Five takeaways from this conversation.

Actionable for undefined marketers

  1. Transparency with reporters is non-negotiable
    Erin built 15 years of trust by being crystal clear about embargo terms, explaining why she won't do exclusives, and having honest conversations about editorial guidelines. She asks reporters point-blank: "What does exclusive mean to you? 10 minutes early or several hours?" Honoring those commitments—and being upfront when you can't—keeps relationships intact for the long term.
  2. Media relations can't be an on-off switch
    Hiring a PR agency for three months around a funding round doesn't work. Erin advises bringing on a consultant or contractor early to extract the narrative and build relationships over time. The founders who succeed are the ones who commit to relationship-building meetings with reporters even when there's no immediate coverage opportunity—because those lunches pay off when it's time for a big announcement.

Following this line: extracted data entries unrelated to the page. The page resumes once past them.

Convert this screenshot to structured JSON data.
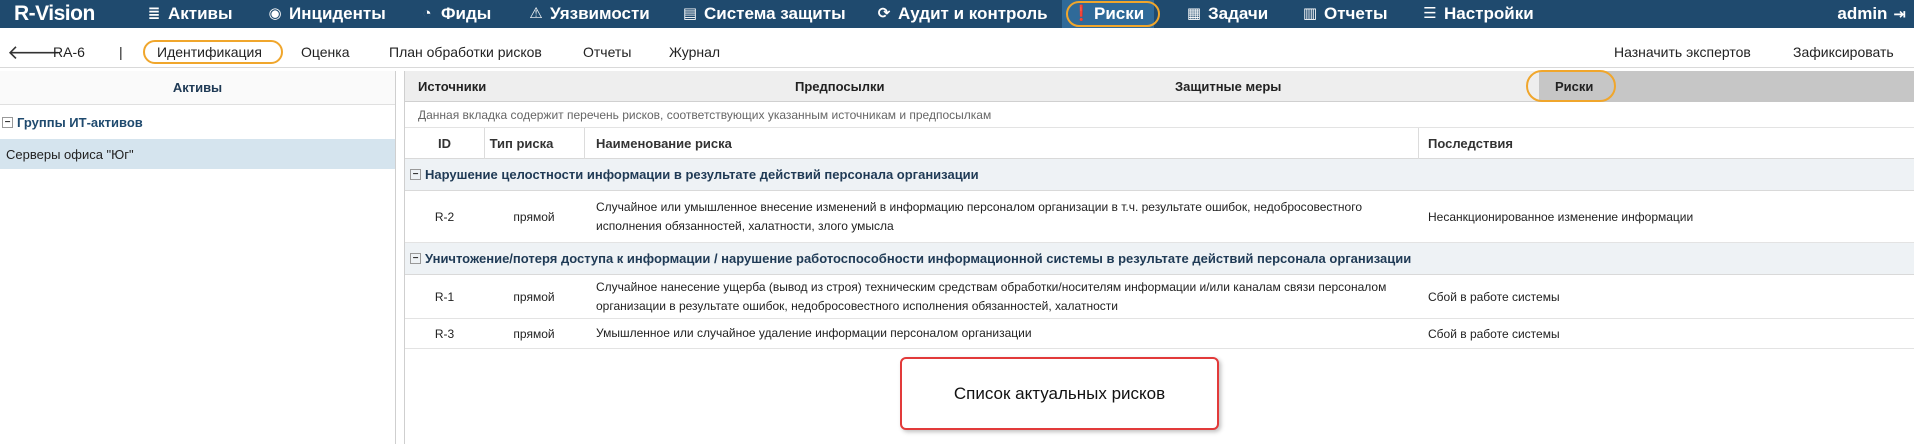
{
  "topbar": {
    "logo": "R-Vision",
    "nav": [
      {
        "label": "Активы",
        "icon": "database-icon"
      },
      {
        "label": "Инциденты",
        "icon": "target-icon"
      },
      {
        "label": "Фиды",
        "icon": "rss-icon"
      },
      {
        "label": "Уязвимости",
        "icon": "warning-icon"
      },
      {
        "label": "Система защиты",
        "icon": "layers-icon"
      },
      {
        "label": "Аудит и контроль",
        "icon": "refresh-icon"
      },
      {
        "label": "Риски",
        "icon": "alert-icon",
        "active": true
      },
      {
        "label": "Задачи",
        "icon": "calendar-icon"
      },
      {
        "label": "Отчеты",
        "icon": "report-icon"
      },
      {
        "label": "Настройки",
        "icon": "menu-icon"
      }
    ],
    "user": "admin"
  },
  "subbar": {
    "id": "RA-6",
    "separator": "|",
    "tabs": [
      "Идентификация",
      "Оценка",
      "План обработки рисков",
      "Отчеты",
      "Журнал"
    ],
    "active_tab": "Идентификация",
    "assign_experts": "Назначить экспертов",
    "fix": "Зафиксировать"
  },
  "left": {
    "title": "Активы",
    "group": "Группы ИТ-активов",
    "item": "Серверы офиса \"Юг\""
  },
  "tabs": [
    "Источники",
    "Предпосылки",
    "Защитные меры",
    "Риски"
  ],
  "active_tab": "Риски",
  "description": "Данная вкладка содержит перечень рисков, соответствующих указанным источникам и предпосылкам",
  "columns": [
    "ID",
    "Тип риска",
    "Наименование риска",
    "Последствия"
  ],
  "groups": [
    {
      "title": "Нарушение целостности информации в результате действий персонала организации",
      "rows": [
        {
          "id": "R-2",
          "type": "прямой",
          "name": "Случайное или умышленное внесение изменений в информацию персоналом организации в т.ч. результате ошибок, недобросовестного исполнения обязанностей, халатности, злого умысла",
          "consequence": "Несанкционированное изменение информации"
        }
      ]
    },
    {
      "title": "Уничтожение/потеря доступа к информации / нарушение работоспособности информационной системы в результате действий персонала организации",
      "rows": [
        {
          "id": "R-1",
          "type": "прямой",
          "name": "Случайное нанесение ущерба (вывод из строя) техническим средствам обработки/носителям информации и/или каналам связи персоналом организации в результате ошибок, недобросовестного исполнения обязанностей, халатности",
          "consequence": "Сбой в работе системы"
        },
        {
          "id": "R-3",
          "type": "прямой",
          "name": "Умышленное или случайное удаление информации персоналом организации",
          "consequence": "Сбой в работе системы"
        }
      ]
    }
  ],
  "callout": "Список актуальных рисков",
  "colors": {
    "topbar": "#1f4a6e",
    "highlight": "#f0a62c",
    "callout_border": "#e23a3a"
  }
}
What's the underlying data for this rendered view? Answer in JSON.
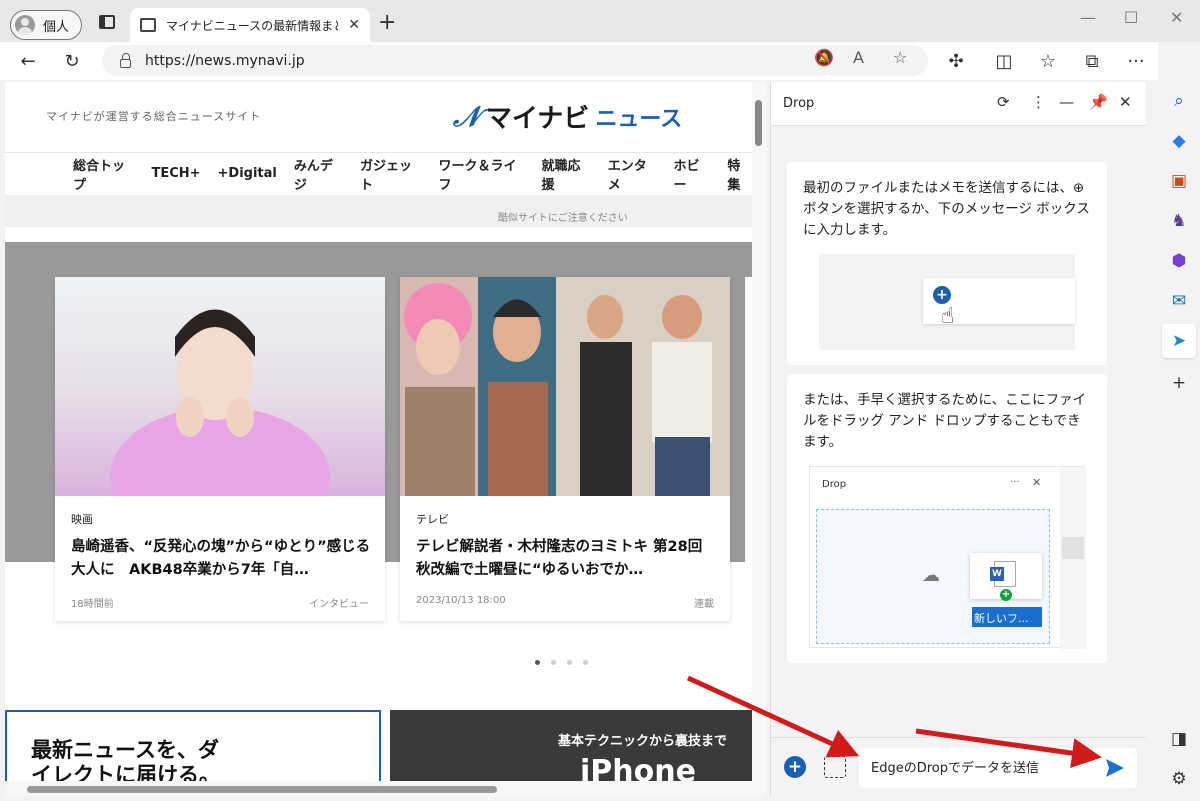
{
  "browser": {
    "profile_label": "個人",
    "tab_title": "マイナビニュースの最新情報まとめ - エ",
    "url": "https://news.mynavi.jp"
  },
  "page": {
    "tagline": "マイナビが運営する総合ニュースサイト",
    "logo_main": "マイナビ",
    "logo_sub": "ニュース",
    "nav": [
      "総合トップ",
      "TECH+",
      "+Digital",
      "みんデジ",
      "ガジェット",
      "ワーク＆ライフ",
      "就職応援",
      "エンタメ",
      "ホビー",
      "特集"
    ],
    "notice": "酷似サイトにご注意ください",
    "cards": [
      {
        "category": "映画",
        "title": "島崎遥香、“反発心の塊”から“ゆとり”感じる大人に　AKB48卒業から7年「自…",
        "date": "18時間前",
        "label": "インタビュー"
      },
      {
        "category": "テレビ",
        "title": "テレビ解説者・木村隆志のヨミトキ 第28回 秋改編で土曜昼に“ゆるいおでか…",
        "date": "2023/10/13 18:00",
        "label": "連載"
      }
    ],
    "banner_left": "最新ニュースを、ダイレクトに届ける。",
    "banner_right_sub": "基本テクニックから裏技まで",
    "banner_right_main": "iPhone"
  },
  "drop": {
    "title": "Drop",
    "card1_text": "最初のファイルまたはメモを送信するには、⊕ ボタンを選択するか、下のメッセージ ボックスに入力します。",
    "card2_text": "または、手早く選択するために、ここにファイルをドラッグ アンド ドロップすることもできます。",
    "illus_title": "Drop",
    "illus_filename": "新しいフ...",
    "message_placeholder": "EdgeのDropでデータを送信"
  },
  "colors": {
    "accent": "#1a5fb4",
    "arrow": "#d11a1a"
  }
}
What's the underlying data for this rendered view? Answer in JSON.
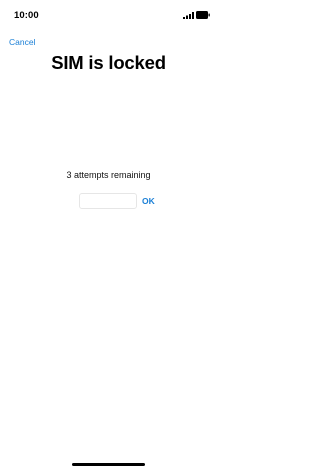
{
  "status_bar": {
    "time": "10:00",
    "signal_icon": "cellular-signal-icon",
    "battery_icon": "battery-icon"
  },
  "nav": {
    "cancel_label": "Cancel"
  },
  "title": "SIM is locked",
  "attempts": {
    "message": "3 attempts remaining"
  },
  "pin_field": {
    "value": "",
    "placeholder": ""
  },
  "ok_label": "OK",
  "colors": {
    "accent": "#1a7fd6",
    "background": "#ffffff",
    "text": "#000000"
  }
}
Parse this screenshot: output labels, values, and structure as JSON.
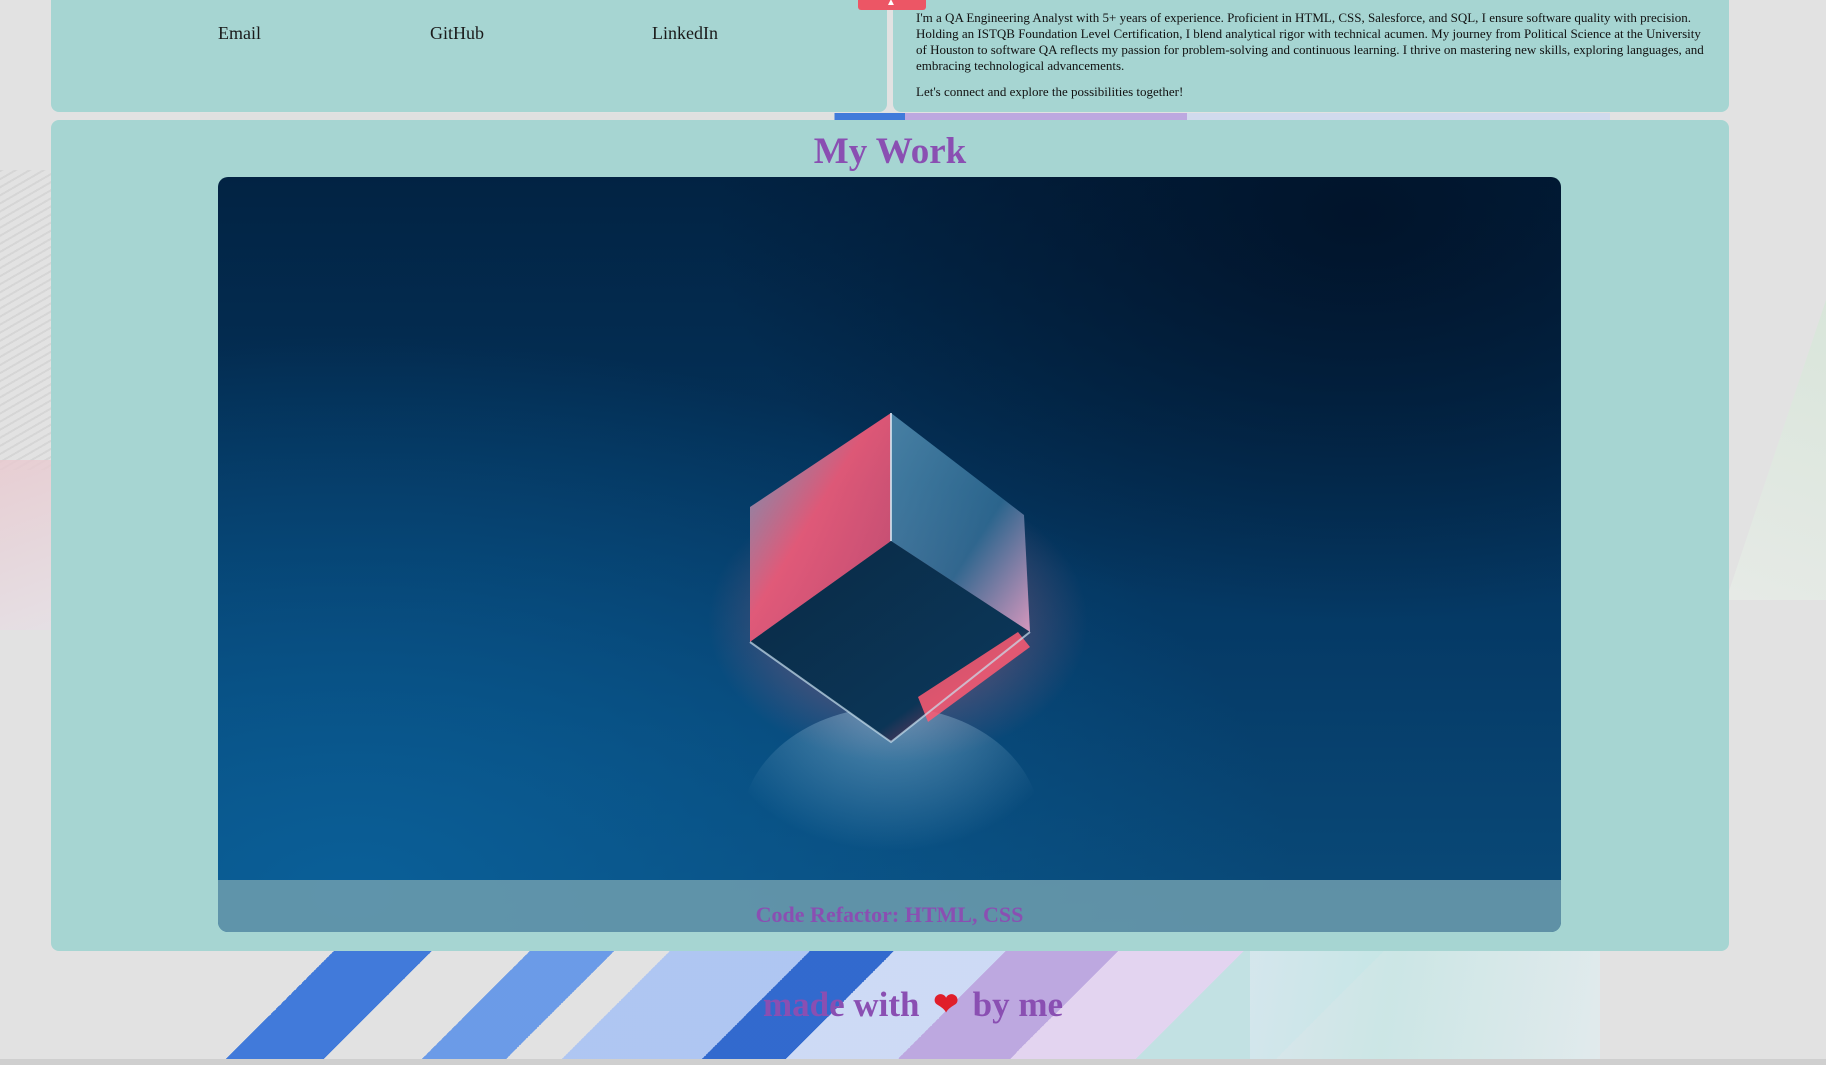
{
  "contact": {
    "links": [
      "Email",
      "GitHub",
      "LinkedIn"
    ]
  },
  "about": {
    "paragraphs": [
      "I'm a QA Engineering Analyst with 5+ years of experience. Proficient in HTML, CSS, Salesforce, and SQL, I ensure software quality with precision. Holding an ISTQB Foundation Level Certification, I blend analytical rigor with technical acumen. My journey from Political Science at the University of Houston to software QA reflects my passion for problem-solving and continuous learning. I thrive on mastering new skills, exploring languages, and embracing technological advancements.",
      "Let's connect and explore the possibilities together!"
    ]
  },
  "work": {
    "title": "My Work",
    "project_caption": "Code Refactor: HTML, CSS"
  },
  "footer": {
    "before": "made with",
    "heart": "❤",
    "after": "by me"
  },
  "colors": {
    "card_bg": "#a6d5d2",
    "accent_purple": "#8a4fb2",
    "ribbon_red": "#ec5665"
  }
}
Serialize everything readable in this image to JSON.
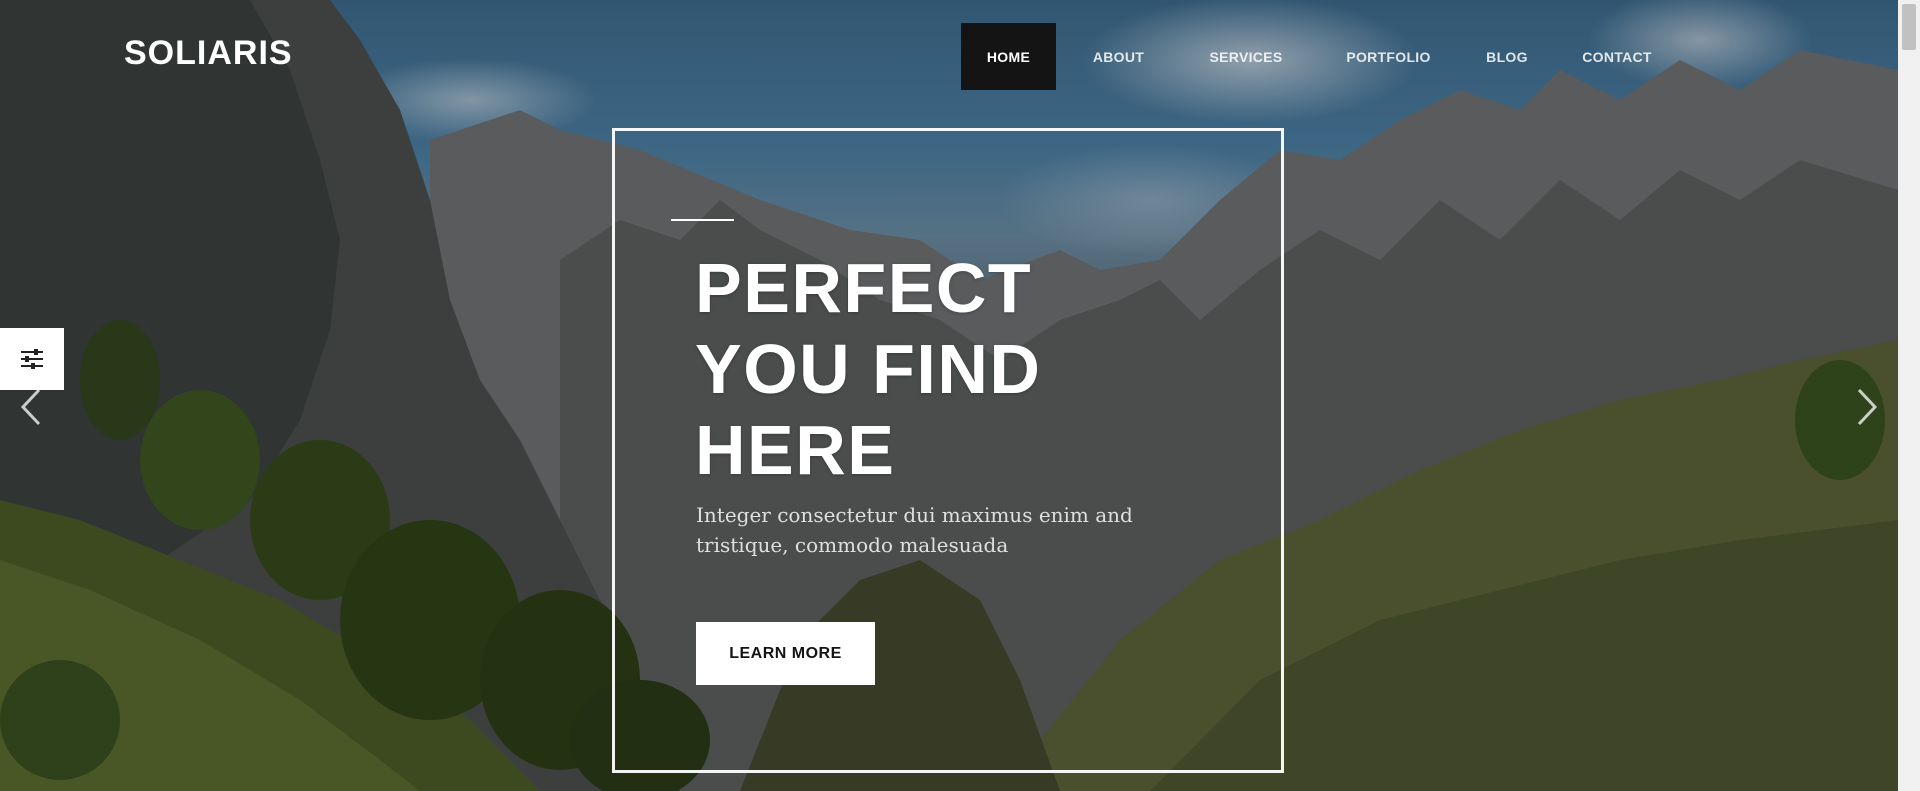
{
  "brand": {
    "logo_text": "SOLIARIS"
  },
  "nav": {
    "items": [
      {
        "label": "HOME",
        "active": true
      },
      {
        "label": "ABOUT"
      },
      {
        "label": "SERVICES"
      },
      {
        "label": "PORTFOLIO"
      },
      {
        "label": "BLOG"
      },
      {
        "label": "CONTACT"
      }
    ]
  },
  "hero": {
    "headline_lines": [
      "PERFECT",
      "YOU FIND",
      "HERE"
    ],
    "subtext": "Integer consectetur dui maximus enim and tristique, commodo malesuada",
    "cta_label": "LEARN MORE"
  },
  "icons": {
    "settings": "sliders-icon",
    "prev": "chevron-left-icon",
    "next": "chevron-right-icon"
  },
  "colors": {
    "nav_active_bg": "#141414",
    "text_light": "#ffffff",
    "cta_bg": "#ffffff",
    "cta_text": "#141414"
  }
}
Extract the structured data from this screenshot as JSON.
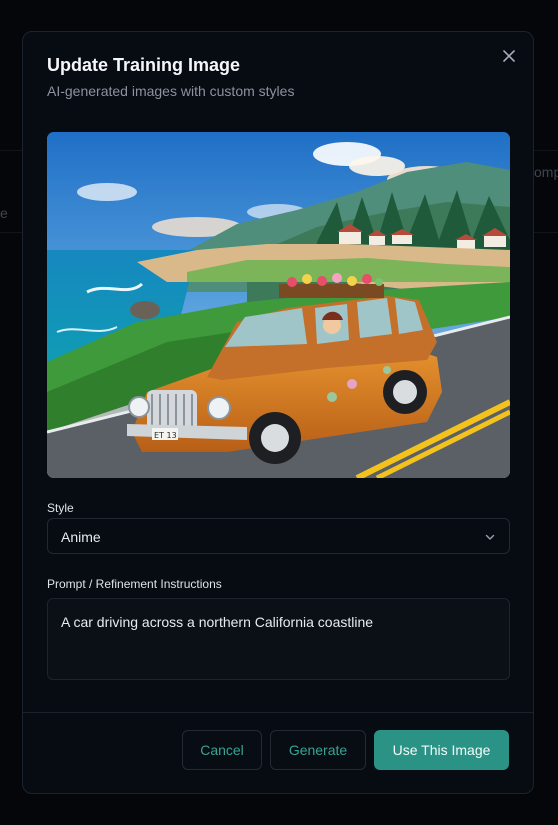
{
  "dialog": {
    "title": "Update Training Image",
    "subtitle": "AI-generated images with custom styles",
    "close_icon": "close-icon"
  },
  "background": {
    "left_fragment": "e",
    "right_fragment": "omp"
  },
  "preview": {
    "image_kind": "anime-style illustration of an orange woodie station wagon driving along a coastal road",
    "plate_text": "ET 13"
  },
  "style_field": {
    "label": "Style",
    "value": "Anime",
    "chevron_icon": "chevron-down-icon"
  },
  "prompt_field": {
    "label": "Prompt / Refinement Instructions",
    "value": "A car driving across a northern California coastline"
  },
  "footer": {
    "cancel_label": "Cancel",
    "generate_label": "Generate",
    "use_label": "Use This Image"
  },
  "colors": {
    "accent": "#2b9386",
    "accent_text": "#38a394",
    "modal_bg": "#070b12",
    "border": "#1d232e"
  }
}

  3. Comms people must become business experts, not just media gatekeepers
    Ten years ago, you could say "that's not my side of the house" when asked about growth marketing or paid media. Now, understanding customer priorities, business goals, and where media intersects with them is table stakes. Erin's pitch to founders isn't "trust me, this reporter matters"—it's "here's how this conversation aligns with our customer acquisition strategy and market positioning."
  4. The bar for product launch coverage is astronomically higher than it used to be
    Product-focused tech reporters have disappeared. Founders need to hear this directly: just because you spent a year building something doesn't mean anyone outside your company cares. Erin sets this expectation early and shifts focus to owned storytelling—social, video, founder voices—with media as an amplifier, not the primary goal.
  5. Stop over-training your founders
    Audiences are gravitating toward authentic founder voices on LinkedIn and podcasts like TVPN because they're tired of rehearsed, PR'd personas. If your founder is one person on social and a completely different personality on Bloomberg, that dissonance kills trust. Protect the founder's authentic voice instead of polishing it away—even if that means they stumble occasionally.